More than just shocked amusement, these incidents show why all of us would vote for Obama if we could. He would never ask us if we had bread or fruit in our countries. Why? Obama is much like us. He has traveled. He has lived abroad. And he has family in several countries. He has a different script for what an American is. He is an American who is comfortable as a citizen of the world — with or without his lapel pin.

This is what makes the right-wing “secret Muslim” accusations and the stupid gullibility surrounding them all the more ludicrous and imperative to lampoon — just as Blitt does in this week’s New Yorker.

Those howls of “offensive” and “tasteless” flung at The New Yorker suggest to me Blitt’s ability to lampoon not just the right wing but even some on the left wing who have promoted fears about Obama.

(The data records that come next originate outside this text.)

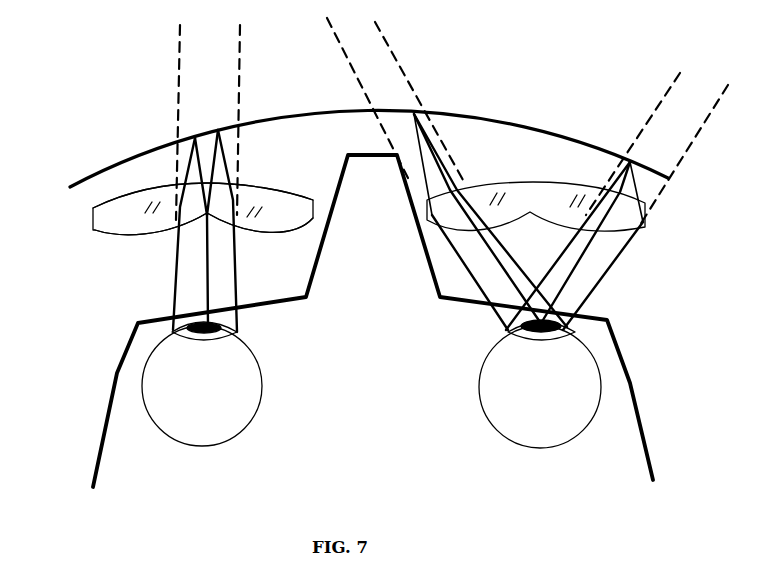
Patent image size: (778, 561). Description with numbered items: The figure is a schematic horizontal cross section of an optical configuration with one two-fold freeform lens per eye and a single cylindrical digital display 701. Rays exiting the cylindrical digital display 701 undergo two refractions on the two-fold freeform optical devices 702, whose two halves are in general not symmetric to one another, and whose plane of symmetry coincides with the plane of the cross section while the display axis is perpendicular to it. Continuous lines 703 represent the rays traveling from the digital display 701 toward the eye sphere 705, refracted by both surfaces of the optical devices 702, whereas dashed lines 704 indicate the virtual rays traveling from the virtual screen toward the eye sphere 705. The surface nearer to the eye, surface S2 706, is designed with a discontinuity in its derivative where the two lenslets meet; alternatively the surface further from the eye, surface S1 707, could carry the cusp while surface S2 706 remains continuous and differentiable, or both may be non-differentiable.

The cylindrical digital display 701 is at (115, 163).
The 2-fold freeform optical device 702 is at (97, 218).
The continuous lines (real rays) 703 is at (227, 167).
The dashed lines (virtual rays) 704 is at (180, 62).
The eye sphere 705 is at (233, 437).
The surface S2 nearer to the eye 706 is at (127, 233).
The surface S1 further from the eye 707 is at (288, 197).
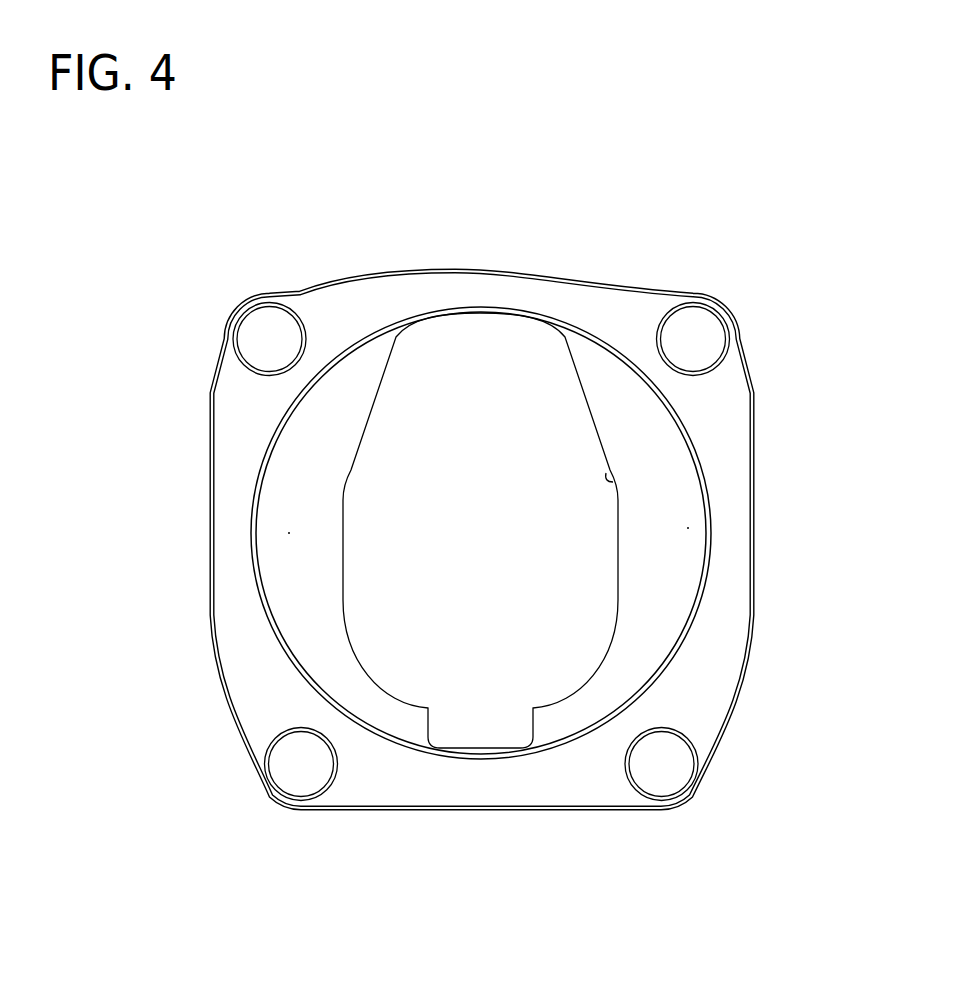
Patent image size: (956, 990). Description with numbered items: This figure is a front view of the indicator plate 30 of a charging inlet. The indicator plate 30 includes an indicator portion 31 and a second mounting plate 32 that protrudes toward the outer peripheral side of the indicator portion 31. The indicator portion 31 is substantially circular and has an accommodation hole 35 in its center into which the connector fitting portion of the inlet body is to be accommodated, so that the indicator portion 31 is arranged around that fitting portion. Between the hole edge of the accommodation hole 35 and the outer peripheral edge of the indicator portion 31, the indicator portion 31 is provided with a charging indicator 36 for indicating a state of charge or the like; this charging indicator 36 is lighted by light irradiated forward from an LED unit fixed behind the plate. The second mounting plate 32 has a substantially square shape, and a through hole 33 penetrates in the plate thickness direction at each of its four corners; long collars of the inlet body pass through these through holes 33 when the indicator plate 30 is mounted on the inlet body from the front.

The indicator plate 30 is at (487, 191).
The indicator portion 31 is at (607, 340).
The second mounting plate 32 is at (555, 288).
The through hole 33 is at (262, 315).
The accommodation hole 35 is at (615, 483).
The charging indicator 36 is at (288, 533).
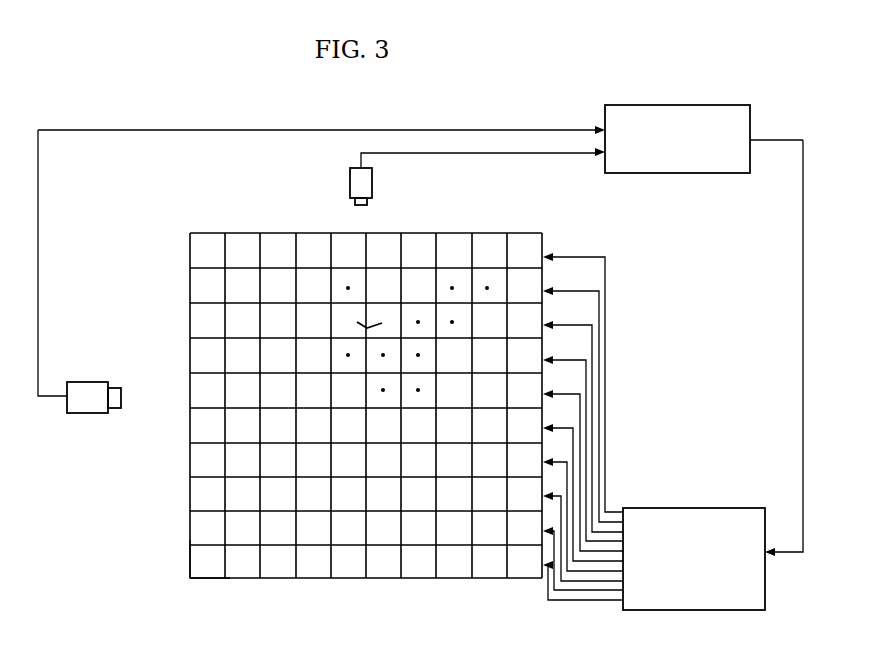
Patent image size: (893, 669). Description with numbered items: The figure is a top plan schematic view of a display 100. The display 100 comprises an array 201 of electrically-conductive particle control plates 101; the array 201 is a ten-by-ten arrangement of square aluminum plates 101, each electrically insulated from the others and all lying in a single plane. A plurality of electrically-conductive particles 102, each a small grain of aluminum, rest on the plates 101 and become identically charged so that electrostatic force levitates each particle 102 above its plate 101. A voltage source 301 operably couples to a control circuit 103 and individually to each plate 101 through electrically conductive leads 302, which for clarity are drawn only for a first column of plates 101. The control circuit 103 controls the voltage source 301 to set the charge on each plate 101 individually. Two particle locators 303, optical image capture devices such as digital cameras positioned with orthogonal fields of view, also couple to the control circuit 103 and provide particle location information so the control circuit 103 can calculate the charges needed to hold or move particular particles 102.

The display 100 is at (405, 643).
The electrically-conductive particle control plate 101 is at (277, 250).
The electrically-conductive particle 102 is at (383, 288).
The control circuit 103 is at (690, 173).
The array 201 is at (192, 556).
The voltage source 301 is at (683, 508).
The electrically conductive lead 302 is at (632, 400).
The particle locator 303 is at (83, 413).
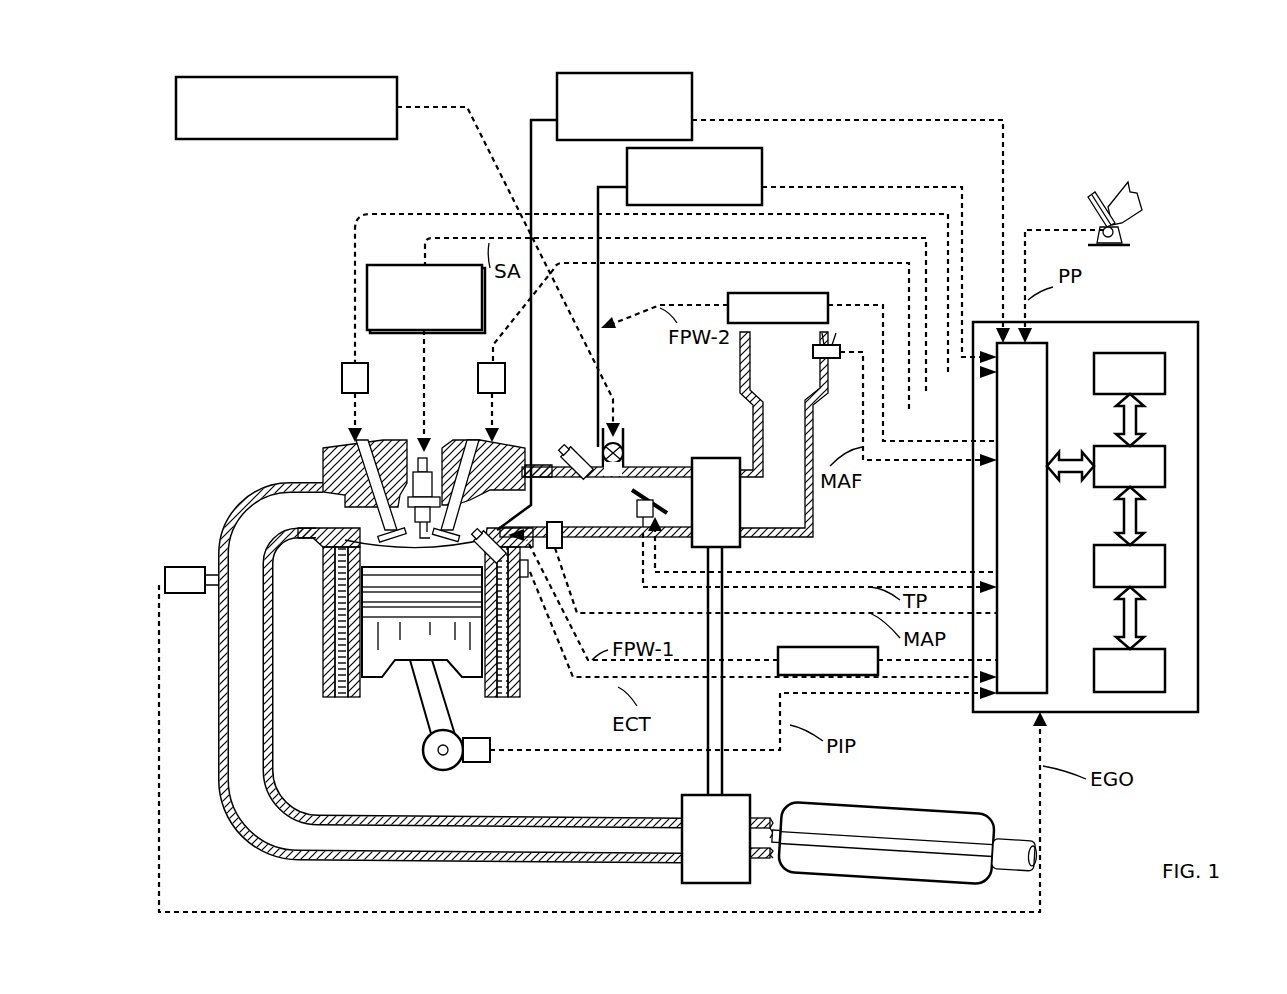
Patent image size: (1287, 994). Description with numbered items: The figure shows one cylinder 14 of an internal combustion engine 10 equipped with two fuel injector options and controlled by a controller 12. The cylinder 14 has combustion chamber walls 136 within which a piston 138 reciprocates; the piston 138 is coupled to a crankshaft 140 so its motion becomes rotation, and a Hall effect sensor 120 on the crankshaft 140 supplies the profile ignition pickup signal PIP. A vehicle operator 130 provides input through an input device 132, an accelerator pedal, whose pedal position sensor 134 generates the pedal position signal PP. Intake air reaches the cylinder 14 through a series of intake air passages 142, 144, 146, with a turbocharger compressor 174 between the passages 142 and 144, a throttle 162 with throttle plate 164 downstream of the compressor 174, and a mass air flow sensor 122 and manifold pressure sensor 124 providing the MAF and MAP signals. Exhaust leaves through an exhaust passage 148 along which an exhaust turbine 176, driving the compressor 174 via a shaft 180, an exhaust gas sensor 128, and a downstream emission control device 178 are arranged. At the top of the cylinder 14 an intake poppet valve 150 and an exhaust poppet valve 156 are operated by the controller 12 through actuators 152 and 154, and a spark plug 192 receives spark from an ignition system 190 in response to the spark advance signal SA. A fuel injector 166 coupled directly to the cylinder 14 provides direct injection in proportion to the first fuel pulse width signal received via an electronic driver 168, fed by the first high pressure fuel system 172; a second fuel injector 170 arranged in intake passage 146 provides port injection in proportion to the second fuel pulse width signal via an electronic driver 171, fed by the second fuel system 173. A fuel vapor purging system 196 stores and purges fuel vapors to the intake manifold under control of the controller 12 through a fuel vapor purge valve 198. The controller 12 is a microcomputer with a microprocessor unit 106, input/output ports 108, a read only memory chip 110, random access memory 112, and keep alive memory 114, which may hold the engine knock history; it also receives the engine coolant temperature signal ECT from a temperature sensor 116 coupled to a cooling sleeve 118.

The internal combustion engine 10 is at (252, 397).
The controller 12 is at (1198, 322).
The cylinder 14 is at (347, 557).
The microprocessor unit 106 is at (1165, 464).
The input/output ports 108 is at (1047, 352).
The read only memory chip 110 is at (1165, 372).
The random access memory 112 is at (1165, 572).
The keep alive memory 114 is at (1165, 675).
The temperature sensor 116 is at (528, 580).
The cooling sleeve 118 is at (500, 650).
The Hall effect sensor 120 is at (478, 762).
The mass air flow sensor 122 is at (838, 345).
The manifold pressure sensor 124 is at (556, 552).
The exhaust gas sensor 128 is at (165, 575).
The vehicle operator 130 is at (1150, 200).
The input device 132 is at (1090, 210).
The pedal position sensor 134 is at (1125, 232).
The combustion chamber walls 136 is at (366, 686).
The piston 138 is at (407, 650).
The crankshaft 140 is at (432, 766).
The intake air passage 142 is at (784, 434).
The intake air passage 144 is at (678, 502).
The intake air passage 146 is at (596, 502).
The exhaust passage 148 is at (453, 673).
The intake poppet valve 150 is at (460, 525).
The actuator 152 is at (480, 380).
The actuator 154 is at (340, 378).
The exhaust poppet valve 156 is at (383, 535).
The throttle 162 is at (637, 516).
The throttle plate 164 is at (658, 522).
The fuel injector 166 is at (493, 538).
The electronic driver 168 is at (778, 650).
The fuel injector 170 is at (578, 452).
The electronic driver 171 is at (728, 302).
The fuel system-1 172 is at (692, 84).
The fuel system-2 173 is at (762, 160).
The compressor 174 is at (696, 458).
The exhaust turbine 176 is at (682, 868).
The emission control device 178 is at (955, 818).
The shaft 180 is at (724, 770).
The ignition system 190 is at (377, 265).
The spark plug 192 is at (420, 485).
The fuel vapor purging system 196 is at (394, 253).
The fuel vapor purge valve 198 is at (626, 447).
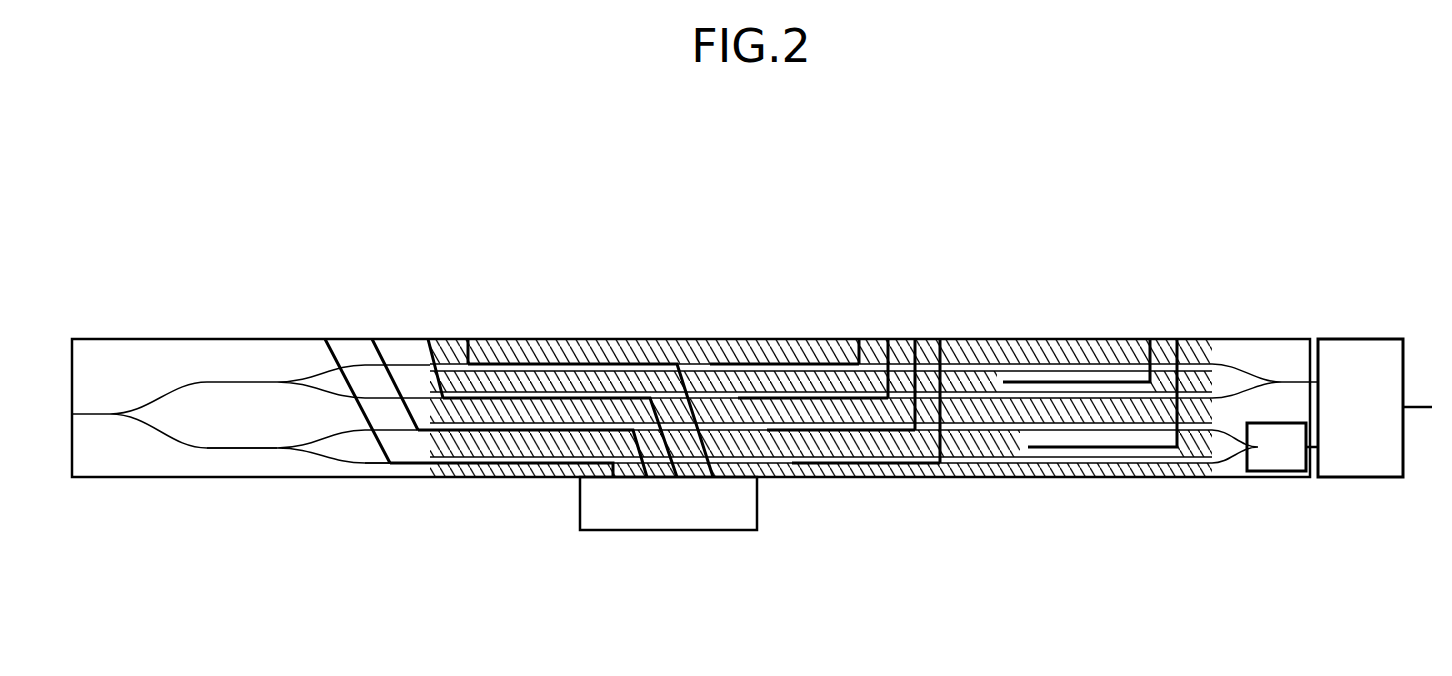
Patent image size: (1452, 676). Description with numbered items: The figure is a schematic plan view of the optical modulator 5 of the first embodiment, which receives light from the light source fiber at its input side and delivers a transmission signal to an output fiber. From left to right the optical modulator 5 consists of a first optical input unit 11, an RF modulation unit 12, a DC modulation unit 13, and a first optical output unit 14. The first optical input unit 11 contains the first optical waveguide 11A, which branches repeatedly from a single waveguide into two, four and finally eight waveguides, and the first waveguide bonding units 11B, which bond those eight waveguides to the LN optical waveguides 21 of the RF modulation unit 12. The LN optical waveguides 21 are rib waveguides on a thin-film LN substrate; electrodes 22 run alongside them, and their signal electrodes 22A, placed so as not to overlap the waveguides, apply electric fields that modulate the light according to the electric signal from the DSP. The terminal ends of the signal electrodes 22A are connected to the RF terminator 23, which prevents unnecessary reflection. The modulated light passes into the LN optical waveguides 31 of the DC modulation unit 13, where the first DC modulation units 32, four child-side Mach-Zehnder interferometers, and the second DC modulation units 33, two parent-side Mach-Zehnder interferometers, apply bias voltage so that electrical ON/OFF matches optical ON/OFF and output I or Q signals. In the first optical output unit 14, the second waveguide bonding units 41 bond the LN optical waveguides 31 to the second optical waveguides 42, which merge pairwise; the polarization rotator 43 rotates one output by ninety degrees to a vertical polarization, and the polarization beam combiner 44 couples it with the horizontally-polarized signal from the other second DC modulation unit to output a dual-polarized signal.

The optical modulator 5 is at (1322, 153).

Wasn’t it Hillary Clinton’s campaign that leaked pictures of Obama in Somali traditional garb, looking just like that crazy figure on the cover of The New Yorker? And didn’t Clinton herself suggest that white, working-class America wouldn’t vote for black, hypereducated Obama?

And wasn’t it The New York Times that published an op-ed by a right-wing commentator that was such an ignorant and embarrassing display, claiming that Obama wasn’t Muslim enough and would be hunted by Muslims because he had abandoned the faith of his father — who was an atheist, by the way.

Just as we were amused at how confounded Americans are that we, too, have bread and fruit in our countries, the Obamas confound because they don’t fit with in simplistic boxes meant to keep them securely in their place. They’re not at all the black stereotype, and it seems to scare the hell out of some Americans.

Jack White points out in an essay on The Root Web site: “We are all, including Obama, in a place we never really thought we would be, and it has knocked us off our feet. We don’t know how to act. We don’t have a plan. We’re searching for our equilibrium. And until we regain our footing, we can expect all sorts of bizarre behavior from people who ought to know better. Hold on to your hat.”

Which is why methinks the outrage over Blitt’s cartoon is less an issue of genuine offense and more a case of “the lady doth protest too much.” It touches on a fear of the world changing much too fast for many Americans to keep up.

The New Yorker cover ridicules an America that is being left behind, grappling with quaint notions of Muslims in regulation turban and white robe and militantly angry black women. And whether other countries have bread or fruit.

We, the children of a post-colonial world, don’t fear an Obama planet. It has been our world for a long time. We’re happy finally to see the growing success of one of our own.

No, I didn’t mean a Muslim. Stop hyperventilating.

Mona Eltahawy is an award-winning, New York-based journalist and commentator, and an international lecturer on Arab and Muslim issues.